Hannah Baker’s life ended because of a reputation she couldn’t control.

When guys hit on you but then try to call you a “slut” or “whore” because of a photo that was taken the wrong way. It wasn’t just the photo, it was when a guy also claimed to hit a home run with a girl. It started with just a guy but then it became multiple guys who thought they could do the same because of rumors they heard about her. From then on, guys in her class or she knew would look at her like a sexual object.

When she told someone about it, no one believed her. It felt like her life was falling apart and problems kept coming her way.

It was more than a photo or a reputation.

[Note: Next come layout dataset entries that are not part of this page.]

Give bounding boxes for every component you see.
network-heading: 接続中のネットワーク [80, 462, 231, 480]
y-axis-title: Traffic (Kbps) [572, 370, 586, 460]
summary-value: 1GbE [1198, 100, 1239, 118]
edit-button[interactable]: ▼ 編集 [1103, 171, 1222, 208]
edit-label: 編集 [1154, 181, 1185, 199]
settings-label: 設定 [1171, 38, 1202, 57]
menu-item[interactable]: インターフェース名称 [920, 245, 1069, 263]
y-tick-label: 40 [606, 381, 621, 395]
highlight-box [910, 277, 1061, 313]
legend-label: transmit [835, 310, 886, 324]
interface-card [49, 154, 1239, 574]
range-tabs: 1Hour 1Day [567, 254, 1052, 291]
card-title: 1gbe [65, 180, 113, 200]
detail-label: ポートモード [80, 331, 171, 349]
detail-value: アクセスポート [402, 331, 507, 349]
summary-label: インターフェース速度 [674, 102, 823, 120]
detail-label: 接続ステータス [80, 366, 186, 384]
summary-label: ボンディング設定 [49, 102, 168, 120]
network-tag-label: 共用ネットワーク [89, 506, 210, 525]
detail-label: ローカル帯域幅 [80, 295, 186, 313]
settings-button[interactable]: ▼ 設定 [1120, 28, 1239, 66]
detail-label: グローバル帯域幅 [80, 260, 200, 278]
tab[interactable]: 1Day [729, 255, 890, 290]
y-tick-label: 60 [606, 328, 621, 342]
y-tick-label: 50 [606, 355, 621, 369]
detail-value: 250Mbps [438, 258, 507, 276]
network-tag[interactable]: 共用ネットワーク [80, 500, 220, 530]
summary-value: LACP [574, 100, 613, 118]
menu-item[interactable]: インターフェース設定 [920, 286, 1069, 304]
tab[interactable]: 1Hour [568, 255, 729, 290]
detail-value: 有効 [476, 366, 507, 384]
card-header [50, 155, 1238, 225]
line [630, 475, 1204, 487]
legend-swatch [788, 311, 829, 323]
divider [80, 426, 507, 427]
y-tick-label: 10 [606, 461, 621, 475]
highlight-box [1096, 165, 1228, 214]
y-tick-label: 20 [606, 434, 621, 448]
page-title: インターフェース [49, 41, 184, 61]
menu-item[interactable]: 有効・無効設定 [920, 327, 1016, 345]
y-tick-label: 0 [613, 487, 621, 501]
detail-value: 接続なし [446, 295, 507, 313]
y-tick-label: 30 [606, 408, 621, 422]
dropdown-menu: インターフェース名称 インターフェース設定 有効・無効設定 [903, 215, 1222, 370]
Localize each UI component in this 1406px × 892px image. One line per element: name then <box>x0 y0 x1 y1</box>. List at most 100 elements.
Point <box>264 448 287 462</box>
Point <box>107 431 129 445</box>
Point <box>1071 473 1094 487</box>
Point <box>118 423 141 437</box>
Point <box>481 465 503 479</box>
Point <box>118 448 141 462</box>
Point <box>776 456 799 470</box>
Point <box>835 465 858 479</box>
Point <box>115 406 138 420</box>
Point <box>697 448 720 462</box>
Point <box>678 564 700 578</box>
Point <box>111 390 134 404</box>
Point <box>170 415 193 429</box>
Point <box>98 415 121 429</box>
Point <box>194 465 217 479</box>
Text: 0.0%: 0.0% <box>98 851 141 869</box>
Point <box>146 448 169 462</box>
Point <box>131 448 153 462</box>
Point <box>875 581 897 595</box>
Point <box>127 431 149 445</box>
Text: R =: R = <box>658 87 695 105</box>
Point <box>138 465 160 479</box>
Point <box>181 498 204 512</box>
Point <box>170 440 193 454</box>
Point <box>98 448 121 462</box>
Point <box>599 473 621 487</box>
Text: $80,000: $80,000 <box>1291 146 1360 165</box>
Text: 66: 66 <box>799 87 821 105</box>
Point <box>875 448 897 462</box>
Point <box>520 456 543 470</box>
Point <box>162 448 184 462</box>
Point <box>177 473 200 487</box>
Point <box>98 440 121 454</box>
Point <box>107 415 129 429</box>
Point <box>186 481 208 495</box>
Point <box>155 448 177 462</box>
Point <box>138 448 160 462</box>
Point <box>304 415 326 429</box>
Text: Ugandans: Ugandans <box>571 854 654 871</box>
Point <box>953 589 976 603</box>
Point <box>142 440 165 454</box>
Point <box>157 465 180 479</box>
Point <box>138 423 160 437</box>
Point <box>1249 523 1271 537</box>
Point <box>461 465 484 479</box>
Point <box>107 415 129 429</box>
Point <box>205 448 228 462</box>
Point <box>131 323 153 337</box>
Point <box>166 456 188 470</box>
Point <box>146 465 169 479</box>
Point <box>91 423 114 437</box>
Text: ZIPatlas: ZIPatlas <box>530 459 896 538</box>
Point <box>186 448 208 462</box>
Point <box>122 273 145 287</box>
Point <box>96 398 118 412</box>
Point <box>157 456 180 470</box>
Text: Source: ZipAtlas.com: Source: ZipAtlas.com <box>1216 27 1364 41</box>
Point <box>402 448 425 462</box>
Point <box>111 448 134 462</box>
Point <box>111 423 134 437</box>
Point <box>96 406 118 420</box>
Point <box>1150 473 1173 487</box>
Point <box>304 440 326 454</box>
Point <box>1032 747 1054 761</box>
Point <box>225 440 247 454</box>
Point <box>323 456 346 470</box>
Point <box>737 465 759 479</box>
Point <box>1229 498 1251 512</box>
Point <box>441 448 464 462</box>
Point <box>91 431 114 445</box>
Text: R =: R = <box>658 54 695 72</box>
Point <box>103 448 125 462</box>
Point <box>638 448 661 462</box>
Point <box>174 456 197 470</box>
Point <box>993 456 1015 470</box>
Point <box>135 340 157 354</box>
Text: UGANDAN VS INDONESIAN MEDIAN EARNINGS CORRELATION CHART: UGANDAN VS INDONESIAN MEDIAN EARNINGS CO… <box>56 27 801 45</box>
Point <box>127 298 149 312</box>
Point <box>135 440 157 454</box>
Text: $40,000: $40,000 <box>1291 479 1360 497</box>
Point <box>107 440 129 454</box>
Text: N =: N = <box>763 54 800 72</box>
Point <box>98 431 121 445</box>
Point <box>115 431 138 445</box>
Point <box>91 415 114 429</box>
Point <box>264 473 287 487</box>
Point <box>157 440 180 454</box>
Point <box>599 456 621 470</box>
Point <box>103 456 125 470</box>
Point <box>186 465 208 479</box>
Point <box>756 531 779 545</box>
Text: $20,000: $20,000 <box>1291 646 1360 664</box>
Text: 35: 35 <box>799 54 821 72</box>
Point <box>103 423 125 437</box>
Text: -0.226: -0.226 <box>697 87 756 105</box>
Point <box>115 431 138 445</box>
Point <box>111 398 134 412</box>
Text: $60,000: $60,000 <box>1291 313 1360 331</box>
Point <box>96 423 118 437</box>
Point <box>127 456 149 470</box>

It was how she was being treated by guys, people, her “friends” who no longer wanted to be associated with her. She had secrets she couldn’t tell because she was either too ashamed or she didn’t want to be a burden. She seemed like the type to keep it to herself because she thought she could handle it. She wanted to scream and she cried a lot because she was hurt. She lost her sense of self.

She needed help.

She needed a soul to know they cared or would help her but when she didn’t find one, she made tapes and drew a map of the names that contributed to ending her life. Hannah could’ve opened more about issues she was dealing with but she chose not to. She’s an imperfect person. She could’ve told a counselor the whole story but she decided not to. Instead, she wanted to end her suffering.

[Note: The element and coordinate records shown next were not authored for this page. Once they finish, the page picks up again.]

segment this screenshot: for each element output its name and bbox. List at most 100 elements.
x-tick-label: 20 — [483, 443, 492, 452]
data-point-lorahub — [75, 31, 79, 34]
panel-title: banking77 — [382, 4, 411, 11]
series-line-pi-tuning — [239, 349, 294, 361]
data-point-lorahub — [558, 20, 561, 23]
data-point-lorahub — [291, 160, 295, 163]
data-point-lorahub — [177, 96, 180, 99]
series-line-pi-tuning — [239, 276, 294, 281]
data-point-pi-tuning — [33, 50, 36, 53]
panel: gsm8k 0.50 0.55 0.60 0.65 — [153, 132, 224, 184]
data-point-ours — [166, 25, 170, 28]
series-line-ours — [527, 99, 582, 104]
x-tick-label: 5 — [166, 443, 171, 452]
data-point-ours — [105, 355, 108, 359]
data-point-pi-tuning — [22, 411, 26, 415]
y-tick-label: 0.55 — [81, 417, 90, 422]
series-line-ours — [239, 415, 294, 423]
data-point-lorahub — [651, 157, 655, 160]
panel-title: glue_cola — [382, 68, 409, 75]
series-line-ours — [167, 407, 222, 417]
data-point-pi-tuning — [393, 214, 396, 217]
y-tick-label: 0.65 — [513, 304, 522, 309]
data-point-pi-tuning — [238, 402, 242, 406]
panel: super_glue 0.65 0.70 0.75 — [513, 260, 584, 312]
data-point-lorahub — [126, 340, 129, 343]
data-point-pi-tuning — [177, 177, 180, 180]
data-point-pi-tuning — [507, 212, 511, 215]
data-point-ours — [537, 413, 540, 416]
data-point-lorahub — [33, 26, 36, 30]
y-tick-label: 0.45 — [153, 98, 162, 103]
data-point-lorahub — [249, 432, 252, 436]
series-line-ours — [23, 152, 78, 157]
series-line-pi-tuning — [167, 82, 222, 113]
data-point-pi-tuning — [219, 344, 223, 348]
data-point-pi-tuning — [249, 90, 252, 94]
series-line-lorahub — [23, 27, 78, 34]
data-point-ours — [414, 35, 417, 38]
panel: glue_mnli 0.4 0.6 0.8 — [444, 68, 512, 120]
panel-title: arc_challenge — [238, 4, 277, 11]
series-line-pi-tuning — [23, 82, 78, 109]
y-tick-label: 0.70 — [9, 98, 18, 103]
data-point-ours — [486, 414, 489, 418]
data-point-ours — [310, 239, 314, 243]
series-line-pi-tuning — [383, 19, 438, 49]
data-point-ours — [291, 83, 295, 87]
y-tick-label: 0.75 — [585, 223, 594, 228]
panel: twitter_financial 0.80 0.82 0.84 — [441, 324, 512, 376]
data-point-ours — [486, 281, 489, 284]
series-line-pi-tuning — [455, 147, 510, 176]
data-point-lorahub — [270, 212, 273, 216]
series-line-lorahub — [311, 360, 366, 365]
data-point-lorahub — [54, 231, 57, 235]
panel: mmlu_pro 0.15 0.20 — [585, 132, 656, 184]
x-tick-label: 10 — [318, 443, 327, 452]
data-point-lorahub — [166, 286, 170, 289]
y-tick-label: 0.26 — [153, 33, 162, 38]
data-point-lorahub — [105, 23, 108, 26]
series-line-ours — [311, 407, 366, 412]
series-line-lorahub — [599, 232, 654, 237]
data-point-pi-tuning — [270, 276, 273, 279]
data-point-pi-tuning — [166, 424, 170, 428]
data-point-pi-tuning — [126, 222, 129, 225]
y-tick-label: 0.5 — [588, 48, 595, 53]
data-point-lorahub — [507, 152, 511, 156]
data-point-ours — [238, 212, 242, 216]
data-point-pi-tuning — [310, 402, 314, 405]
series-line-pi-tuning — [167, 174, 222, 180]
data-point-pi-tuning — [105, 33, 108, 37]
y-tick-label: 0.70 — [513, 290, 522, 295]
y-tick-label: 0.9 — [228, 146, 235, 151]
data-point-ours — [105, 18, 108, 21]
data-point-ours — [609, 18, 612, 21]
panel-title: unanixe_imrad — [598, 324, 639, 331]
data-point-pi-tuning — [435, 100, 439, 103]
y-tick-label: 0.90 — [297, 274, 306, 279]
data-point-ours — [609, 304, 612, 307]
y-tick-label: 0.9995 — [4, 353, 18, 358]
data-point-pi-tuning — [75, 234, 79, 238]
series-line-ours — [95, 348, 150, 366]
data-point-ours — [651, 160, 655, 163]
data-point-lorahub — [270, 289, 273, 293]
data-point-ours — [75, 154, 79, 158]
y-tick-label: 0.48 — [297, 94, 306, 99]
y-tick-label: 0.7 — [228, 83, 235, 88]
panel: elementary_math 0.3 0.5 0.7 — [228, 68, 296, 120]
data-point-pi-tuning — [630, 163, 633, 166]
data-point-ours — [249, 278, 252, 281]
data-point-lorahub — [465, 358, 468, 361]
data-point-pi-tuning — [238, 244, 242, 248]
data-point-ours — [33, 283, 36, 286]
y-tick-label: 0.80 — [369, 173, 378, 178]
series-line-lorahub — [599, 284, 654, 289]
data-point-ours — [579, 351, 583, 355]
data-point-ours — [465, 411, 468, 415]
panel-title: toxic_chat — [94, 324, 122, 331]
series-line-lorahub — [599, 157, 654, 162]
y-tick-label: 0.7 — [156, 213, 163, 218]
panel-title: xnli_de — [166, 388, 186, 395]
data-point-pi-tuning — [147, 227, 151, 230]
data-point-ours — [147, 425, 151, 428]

It’s hard to get someone who’s on the brink of harming themselves to open up, but it doesn’t hurt to try and ask them how they are doing once in a while.

Maybe, check to see how they are acting– if they’re lonely or if they don’t want to get out of bed or would rather sleep for the rest of their life because of what life throws at them. Check to see if there are any signs like that and if you can’t get them to open up, maybe seek advice from a counselor or a therapist to see what more they could do.

This show is a really hard show to watch but it sparks conversation. I don’t need to constantly hear, “Oh, I’m against bullying and would try to help.” I would rather you do the action you said you would. When I read comments saying, “Oh, she should’ve sucked it up. I did.” No, she didn’t need to “suck it up.”

People shouldn’t be so cruel in the first place. Just because it seems we’ve normalized bullying doesn’t mean it’s ok.

It doesn’t mean it’s ok because people become so depressed that they’ve lost all hope so they end their life because they don’t want to tell anybody. They don’t want to tell people because they are afraid to be a burden or think people will tell them to move on. Or, they don’t want to talk about anything.

If you think someone you know will try to harm themselves or know they are depressed. Talk to them and lend a hand because you never know when they will need it. Call the National Suicide Prevention line at 1-800-273-8255 if you or someone you know need help.